Homeowners’ associations are non-profit corporations charged with operating and maintaining “common interest communities.”  Such communities are governed by the Colorado Common Interest Ownership Act (CCIOA).  Communities subject to the act include residential and commercial condominium developments; townhome and patio home communities; and single family home subdivisions. Common interest communities are created by developers with the consent of governing towns, cities, or counties. In some forms of development, in particular condominiums, associations own real property such as common areas and easements.

Like other corporations, homeowners’ associations operate through a board of directors.  The board is charged with managing such activities as the collection of fees and assessments, maintenance of common areas, and diverse other responsibilities that are similar to operating any business.  All community property owners are members of the association.  Their rights and responsibilities are created by a document known as a “declaration.”

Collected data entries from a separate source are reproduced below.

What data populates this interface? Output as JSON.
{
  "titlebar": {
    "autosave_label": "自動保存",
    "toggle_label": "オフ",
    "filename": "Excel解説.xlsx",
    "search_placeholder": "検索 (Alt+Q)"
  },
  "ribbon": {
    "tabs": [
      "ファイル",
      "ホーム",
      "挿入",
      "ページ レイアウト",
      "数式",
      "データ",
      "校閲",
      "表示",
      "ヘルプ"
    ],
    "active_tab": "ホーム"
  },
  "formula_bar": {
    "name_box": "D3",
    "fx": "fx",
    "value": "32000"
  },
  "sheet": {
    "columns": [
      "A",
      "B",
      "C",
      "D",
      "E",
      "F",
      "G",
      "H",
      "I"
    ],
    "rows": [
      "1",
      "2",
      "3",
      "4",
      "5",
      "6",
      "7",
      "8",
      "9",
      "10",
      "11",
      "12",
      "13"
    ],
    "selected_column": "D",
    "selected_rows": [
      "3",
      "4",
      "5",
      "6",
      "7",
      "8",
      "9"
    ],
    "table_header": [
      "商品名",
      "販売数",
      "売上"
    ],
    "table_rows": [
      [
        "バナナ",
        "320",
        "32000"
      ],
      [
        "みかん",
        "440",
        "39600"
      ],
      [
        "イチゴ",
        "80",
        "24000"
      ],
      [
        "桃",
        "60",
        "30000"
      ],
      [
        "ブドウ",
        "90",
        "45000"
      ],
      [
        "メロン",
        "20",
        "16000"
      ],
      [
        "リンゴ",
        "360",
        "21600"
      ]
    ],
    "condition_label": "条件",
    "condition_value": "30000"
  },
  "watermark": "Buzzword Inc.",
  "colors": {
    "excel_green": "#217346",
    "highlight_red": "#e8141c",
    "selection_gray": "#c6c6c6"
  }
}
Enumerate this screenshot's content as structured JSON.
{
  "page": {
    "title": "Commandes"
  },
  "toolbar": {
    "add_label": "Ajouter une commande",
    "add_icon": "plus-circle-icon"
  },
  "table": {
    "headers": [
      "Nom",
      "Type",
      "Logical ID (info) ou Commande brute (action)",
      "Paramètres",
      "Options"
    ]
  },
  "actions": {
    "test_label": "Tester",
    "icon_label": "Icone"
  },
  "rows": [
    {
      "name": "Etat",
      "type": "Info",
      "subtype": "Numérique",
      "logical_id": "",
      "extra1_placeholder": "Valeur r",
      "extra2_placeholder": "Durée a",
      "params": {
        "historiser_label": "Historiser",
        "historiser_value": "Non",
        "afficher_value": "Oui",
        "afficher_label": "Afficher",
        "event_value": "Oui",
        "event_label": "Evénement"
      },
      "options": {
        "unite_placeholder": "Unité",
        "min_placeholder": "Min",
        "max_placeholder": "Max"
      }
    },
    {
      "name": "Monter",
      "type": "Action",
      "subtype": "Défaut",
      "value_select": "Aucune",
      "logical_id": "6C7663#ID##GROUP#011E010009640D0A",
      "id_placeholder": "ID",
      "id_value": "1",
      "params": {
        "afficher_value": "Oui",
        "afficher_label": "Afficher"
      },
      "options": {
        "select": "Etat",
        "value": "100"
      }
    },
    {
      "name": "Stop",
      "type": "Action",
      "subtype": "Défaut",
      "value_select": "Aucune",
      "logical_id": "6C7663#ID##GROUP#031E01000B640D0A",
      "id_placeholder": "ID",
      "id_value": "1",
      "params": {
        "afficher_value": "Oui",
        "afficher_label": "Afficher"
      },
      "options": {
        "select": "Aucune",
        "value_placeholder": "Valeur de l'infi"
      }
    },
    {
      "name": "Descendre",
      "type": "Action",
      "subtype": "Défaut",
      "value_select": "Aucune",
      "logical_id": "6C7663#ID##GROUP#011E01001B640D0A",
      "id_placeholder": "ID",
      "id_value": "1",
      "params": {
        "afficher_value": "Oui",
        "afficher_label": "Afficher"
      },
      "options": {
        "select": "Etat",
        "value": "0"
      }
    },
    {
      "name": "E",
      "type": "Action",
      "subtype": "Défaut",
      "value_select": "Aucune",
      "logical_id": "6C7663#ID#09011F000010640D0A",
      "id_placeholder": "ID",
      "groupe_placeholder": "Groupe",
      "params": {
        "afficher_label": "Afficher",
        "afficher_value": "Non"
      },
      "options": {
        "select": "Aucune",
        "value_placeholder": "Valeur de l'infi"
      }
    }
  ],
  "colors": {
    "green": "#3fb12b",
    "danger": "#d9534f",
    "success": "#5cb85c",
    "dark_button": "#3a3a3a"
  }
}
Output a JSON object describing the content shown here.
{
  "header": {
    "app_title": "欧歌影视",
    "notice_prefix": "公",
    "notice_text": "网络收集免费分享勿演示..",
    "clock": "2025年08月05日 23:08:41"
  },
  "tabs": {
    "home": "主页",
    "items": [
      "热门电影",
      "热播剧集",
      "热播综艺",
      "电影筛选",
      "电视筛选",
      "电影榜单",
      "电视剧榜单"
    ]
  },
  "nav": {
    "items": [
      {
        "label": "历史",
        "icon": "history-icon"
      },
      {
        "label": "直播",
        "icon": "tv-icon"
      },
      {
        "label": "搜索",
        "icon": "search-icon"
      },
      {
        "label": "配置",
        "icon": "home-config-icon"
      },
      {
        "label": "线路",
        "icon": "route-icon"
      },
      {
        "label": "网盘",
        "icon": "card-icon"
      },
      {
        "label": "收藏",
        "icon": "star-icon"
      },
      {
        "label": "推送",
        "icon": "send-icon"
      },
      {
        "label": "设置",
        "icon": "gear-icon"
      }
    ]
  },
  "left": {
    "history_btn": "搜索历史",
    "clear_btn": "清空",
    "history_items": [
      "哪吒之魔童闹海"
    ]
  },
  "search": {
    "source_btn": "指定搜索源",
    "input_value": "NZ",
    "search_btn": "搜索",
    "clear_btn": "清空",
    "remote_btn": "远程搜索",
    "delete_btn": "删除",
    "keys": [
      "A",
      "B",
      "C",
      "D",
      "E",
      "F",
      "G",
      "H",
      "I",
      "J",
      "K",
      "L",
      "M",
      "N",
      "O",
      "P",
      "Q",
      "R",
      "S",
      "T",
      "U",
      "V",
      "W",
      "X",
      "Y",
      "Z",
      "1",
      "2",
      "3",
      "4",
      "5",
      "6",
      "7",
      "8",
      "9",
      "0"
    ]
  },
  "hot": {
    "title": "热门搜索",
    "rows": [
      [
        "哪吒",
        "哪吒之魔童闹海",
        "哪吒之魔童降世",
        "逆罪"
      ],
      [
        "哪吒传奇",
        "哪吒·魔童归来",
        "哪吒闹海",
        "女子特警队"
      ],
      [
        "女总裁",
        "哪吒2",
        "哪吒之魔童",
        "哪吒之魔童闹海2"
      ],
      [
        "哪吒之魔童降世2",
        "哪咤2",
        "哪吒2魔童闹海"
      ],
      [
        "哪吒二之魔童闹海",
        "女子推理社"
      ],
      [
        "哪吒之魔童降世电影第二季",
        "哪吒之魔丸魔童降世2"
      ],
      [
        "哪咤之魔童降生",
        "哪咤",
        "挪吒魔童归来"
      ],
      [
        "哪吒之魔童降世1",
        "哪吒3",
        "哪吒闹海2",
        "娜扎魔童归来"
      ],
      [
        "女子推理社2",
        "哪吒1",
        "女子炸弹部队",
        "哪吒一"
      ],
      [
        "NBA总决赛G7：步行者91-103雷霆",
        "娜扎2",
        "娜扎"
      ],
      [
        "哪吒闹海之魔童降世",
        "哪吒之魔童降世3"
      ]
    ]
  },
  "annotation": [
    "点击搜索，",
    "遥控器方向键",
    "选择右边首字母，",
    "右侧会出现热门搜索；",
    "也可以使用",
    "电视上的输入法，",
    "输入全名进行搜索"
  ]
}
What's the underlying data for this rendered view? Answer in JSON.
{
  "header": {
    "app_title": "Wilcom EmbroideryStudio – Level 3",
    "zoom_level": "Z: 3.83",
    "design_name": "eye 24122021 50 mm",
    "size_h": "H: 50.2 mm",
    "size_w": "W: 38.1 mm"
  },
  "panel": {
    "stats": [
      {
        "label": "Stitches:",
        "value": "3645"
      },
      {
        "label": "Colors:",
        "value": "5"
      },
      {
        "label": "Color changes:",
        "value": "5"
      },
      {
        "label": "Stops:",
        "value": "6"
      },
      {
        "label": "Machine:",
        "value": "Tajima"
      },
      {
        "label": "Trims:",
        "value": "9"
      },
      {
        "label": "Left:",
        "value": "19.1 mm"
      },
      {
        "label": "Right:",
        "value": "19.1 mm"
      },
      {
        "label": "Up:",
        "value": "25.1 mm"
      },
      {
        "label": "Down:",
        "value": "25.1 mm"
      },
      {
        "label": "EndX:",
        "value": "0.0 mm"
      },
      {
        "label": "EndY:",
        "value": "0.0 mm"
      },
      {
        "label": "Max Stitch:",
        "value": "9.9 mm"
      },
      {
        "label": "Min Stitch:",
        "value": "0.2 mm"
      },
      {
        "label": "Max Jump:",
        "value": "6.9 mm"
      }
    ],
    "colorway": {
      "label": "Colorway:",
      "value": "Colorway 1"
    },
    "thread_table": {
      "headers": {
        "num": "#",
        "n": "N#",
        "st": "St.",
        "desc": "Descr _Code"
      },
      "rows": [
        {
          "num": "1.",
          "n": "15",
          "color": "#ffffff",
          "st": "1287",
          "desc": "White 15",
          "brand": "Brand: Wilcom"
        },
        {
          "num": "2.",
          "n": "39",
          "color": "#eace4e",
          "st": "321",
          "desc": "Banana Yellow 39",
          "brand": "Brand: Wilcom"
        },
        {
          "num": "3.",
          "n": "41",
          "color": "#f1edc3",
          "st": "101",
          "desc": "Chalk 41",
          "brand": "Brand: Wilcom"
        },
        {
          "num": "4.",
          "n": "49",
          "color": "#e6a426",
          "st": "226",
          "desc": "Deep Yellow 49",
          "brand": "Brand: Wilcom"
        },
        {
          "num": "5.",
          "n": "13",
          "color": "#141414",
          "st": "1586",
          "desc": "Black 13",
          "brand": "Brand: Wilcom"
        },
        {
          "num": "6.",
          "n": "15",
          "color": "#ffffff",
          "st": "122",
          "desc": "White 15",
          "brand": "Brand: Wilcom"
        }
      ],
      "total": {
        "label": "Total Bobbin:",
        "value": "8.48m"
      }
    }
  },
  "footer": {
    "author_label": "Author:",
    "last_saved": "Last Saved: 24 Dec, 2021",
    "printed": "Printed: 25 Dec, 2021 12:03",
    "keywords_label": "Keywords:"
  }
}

With such complexity in relationships between and among property owners, associations, developers, governments, and neighboring property owners, disputes will often arise.  The scope of such disputes is broad: payment of membership fees; construction defect claims against a developer; architectural and design requirements for owners and builders; and property access and easement issues with neighboring properties.  These disputes can escalate to litigation if the stakes are large and the rights and obligations strongly contested.  Such litigation can be complex, involving many aspects of the law.